No condition | Discrete | Continuous | Both types in 2D condition | |
---|---|---|---|---|

Discrete-discrete | ✔️ | ✔️ | ❌ | ❌ |

Discrete-continuous | ✔️ | ❌ | ✔️ | ❌ |

Continuous-continuous | ✔️ | ❌ | ✔️ | ❌ |

Future versions of `ennemi`

may implement the estimation for more combinations.

Luckily for our example, we already got a lot of information:

- Wind direction gives 0.53 nats;
- Air pressure and temperature together give 0.24 nats;
- There is little to no overlap between these two.
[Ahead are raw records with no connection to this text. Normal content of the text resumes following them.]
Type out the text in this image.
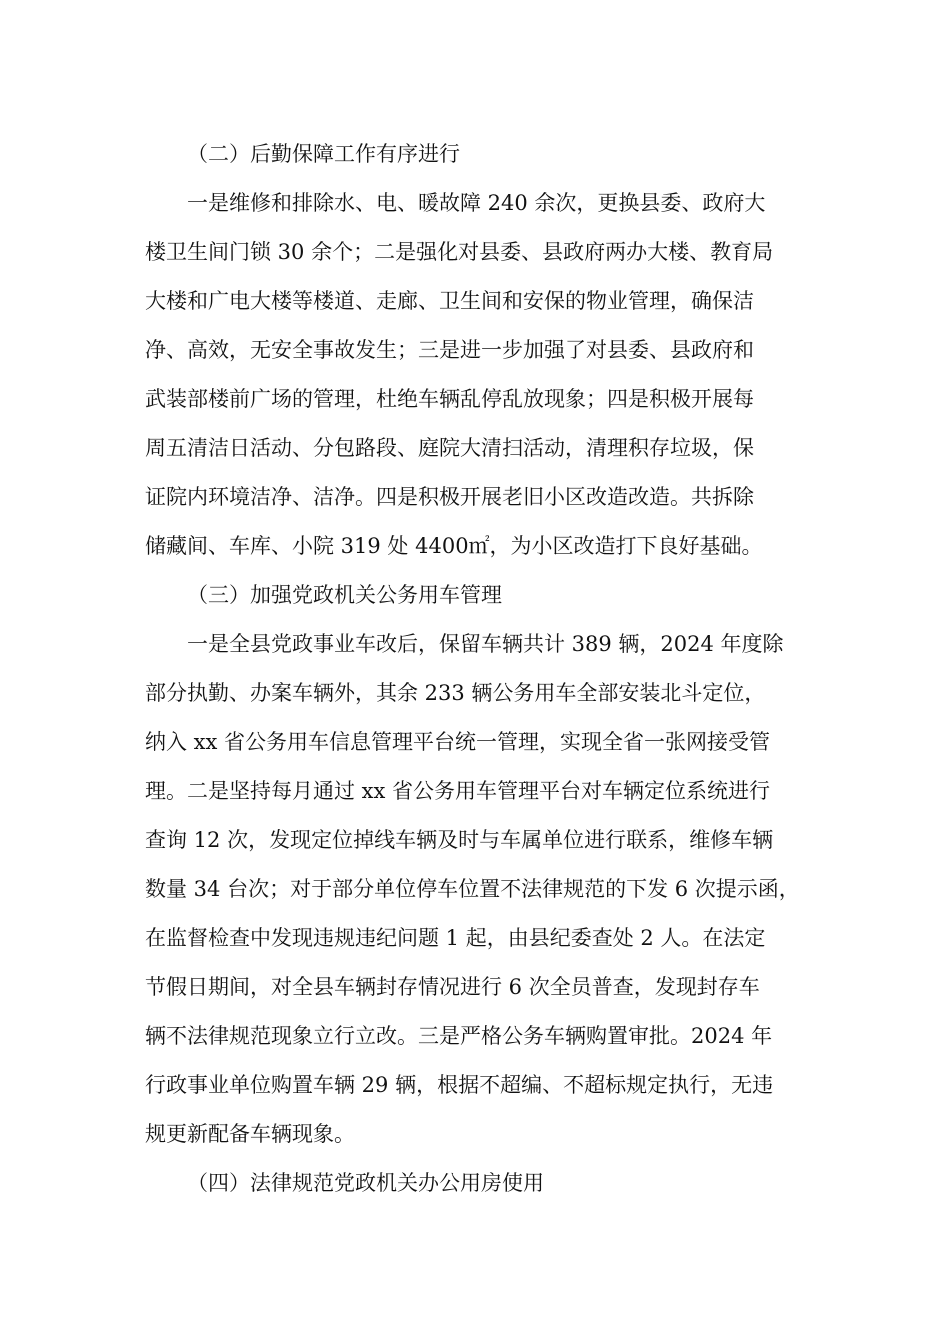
（二）后勤保障工作有序进行
一是维修和排除水、电、暖故障 240 余次，更换县委、政府大
楼卫生间门锁 30 余个；二是强化对县委、县政府两办大楼、教育局
大楼和广电大楼等楼道、走廊、卫生间和安保的物业管理，确保洁
净、高效，无安全事故发生；三是进一步加强了对县委、县政府和
武装部楼前广场的管理，杜绝车辆乱停乱放现象；四是积极开展每
周五清洁日活动、分包路段、庭院大清扫活动，清理积存垃圾，保
证院内环境洁净、洁净。四是积极开展老旧小区改造改造。共拆除
储藏间、车库、小院 319 处 4400㎡，为小区改造打下良好基础。
（三）加强党政机关公务用车管理
一是全县党政事业车改后，保留车辆共计 389 辆，2024 年度除
部分执勤、办案车辆外，其余 233 辆公务用车全部安装北斗定位，
纳入 xx 省公务用车信息管理平台统一管理，实现全省一张网接受管
理。二是坚持每月通过 xx 省公务用车管理平台对车辆定位系统进行
查询 12 次，发现定位掉线车辆及时与车属单位进行联系，维修车辆
数量 34 台次；对于部分单位停车位置不法律规范的下发 6 次提示函，
在监督检查中发现违规违纪问题 1 起，由县纪委查处 2 人。在法定
节假日期间，对全县车辆封存情况进行 6 次全员普查，发现封存车
辆不法律规范现象立行立改。三是严格公务车辆购置审批。2024 年
行政事业单位购置车辆 29 辆，根据不超编、不超标规定执行，无违
规更新配备车辆现象。
（四）法律规范党政机关办公用房使用
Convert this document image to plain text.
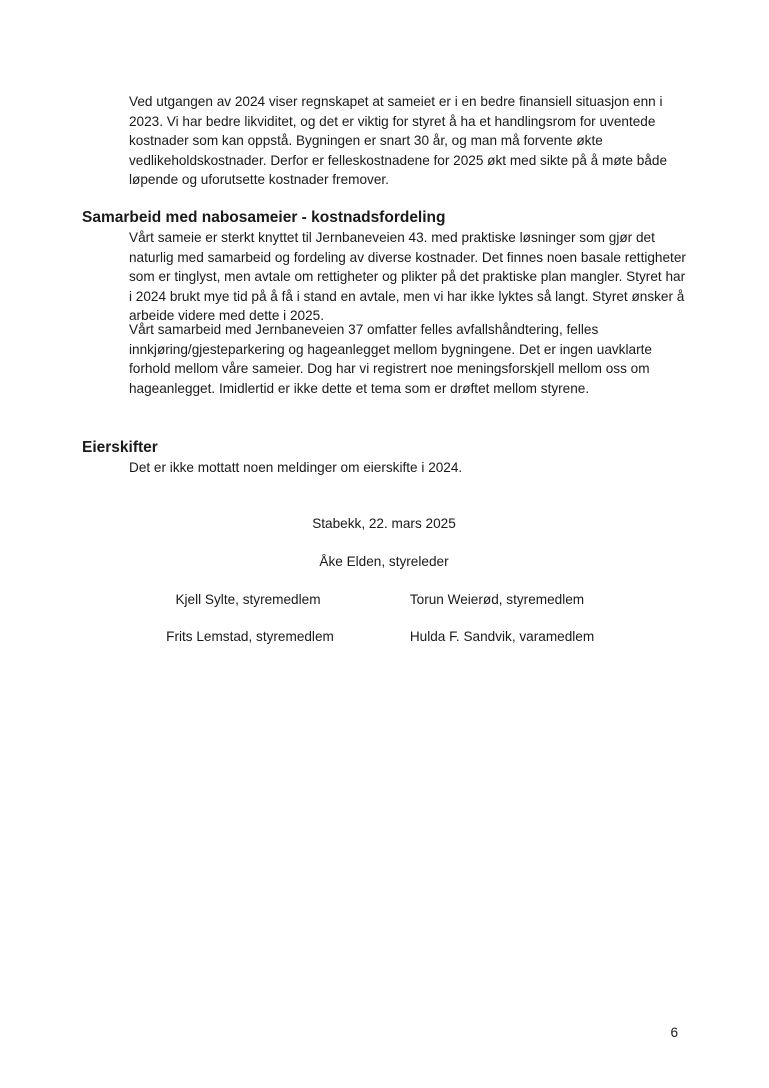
Ved utgangen av 2024 viser regnskapet at sameiet er i en bedre finansiell situasjon enn i 2023. Vi har bedre likviditet, og det er viktig for styret å ha et handlingsrom for uventede kostnader som kan oppstå. Bygningen er snart 30 år, og man må forvente økte vedlikeholdskostnader. Derfor er felleskostnadene for 2025 økt med sikte på å møte både løpende og uforutsette kostnader fremover.

Samarbeid med nabosameier - kostnadsfordeling

Vårt sameie er sterkt knyttet til Jernbaneveien 43. med praktiske løsninger som gjør det naturlig med samarbeid og fordeling av diverse kostnader. Det finnes noen basale rettigheter som er tinglyst, men avtale om rettigheter og plikter på det praktiske plan mangler. Styret har i 2024 brukt mye tid på å få i stand en avtale, men vi har ikke lyktes så langt. Styret ønsker å arbeide videre med dette i 2025.

Vårt samarbeid med Jernbaneveien 37 omfatter felles avfallshåndtering, felles innkjøring/gjesteparkering og hageanlegget mellom bygningene. Det er ingen uavklarte forhold mellom våre sameier. Dog har vi registrert noe meningsforskjell mellom oss om hageanlegget. Imidlertid er ikke dette et tema som er drøftet mellom styrene.

Eierskifter

Det er ikke mottatt noen meldinger om eierskifte i 2024.

Stabekk, 22. mars 2025
Åke Elden, styreleder
Kjell Sylte, styremedlem	Torun Weierød, styremedlem
Frits Lemstad, styremedlem	Hulda F. Sandvik, varamedlem
6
That is, we have explained 85 % of the variation in weather. The remaining 0.14 nats give fairly little random variation: they correspond roughly to getting 1 on a 30-sided die.

## Pairwise correlations

For completeness, let us redo the individual estimates in a more efficient manner.
The `pairwise_mi`

method is designed to give an efficient overview of the variable relations.

```
print(pairwise_mi(data2, discrete=[False, False, True, True]))
```

Here the `discrete`

parameter corresponds to the columns of the data frame.
The output is a matrix of pairwise MIs:

```
Temp Press Wind Weather
Temp NaN -0.031239 0.026497 0.092366
Press -0.031239 NaN -0.008977 0.074070
Wind 0.026497 -0.008977 NaN 0.533151
Weather 0.092366 0.074070 0.533151 NaN
```

In particular, the last column (or row) gives the values that we calculated earlier. We also see that the other variables are independent of each other.

**On interpretation:**
The matrix entries corresponding to continuous-continuous variable pairs
should be interpreted differently to the others.
In particular, they should be converted to a correlation coefficient.
As correlation coefficients and MI values cannot be directly compared,
`ennemi`

does not do this automatically.

**Conditioning:** Due to the limitations mentioned above,
`pairwise_mi`

does not support conditioning when the data contains both
discrete and continuous variables.

## Conclusion

Even though this was a silly toy example with generated data (and a very unrealistic model of weather!), we went through the relevant estimation methods. We also discussed one way of interpreting the data.

In this tutorial, we did not look into autocorrelation, time lags, or masking. These features work just as in the general tutorial.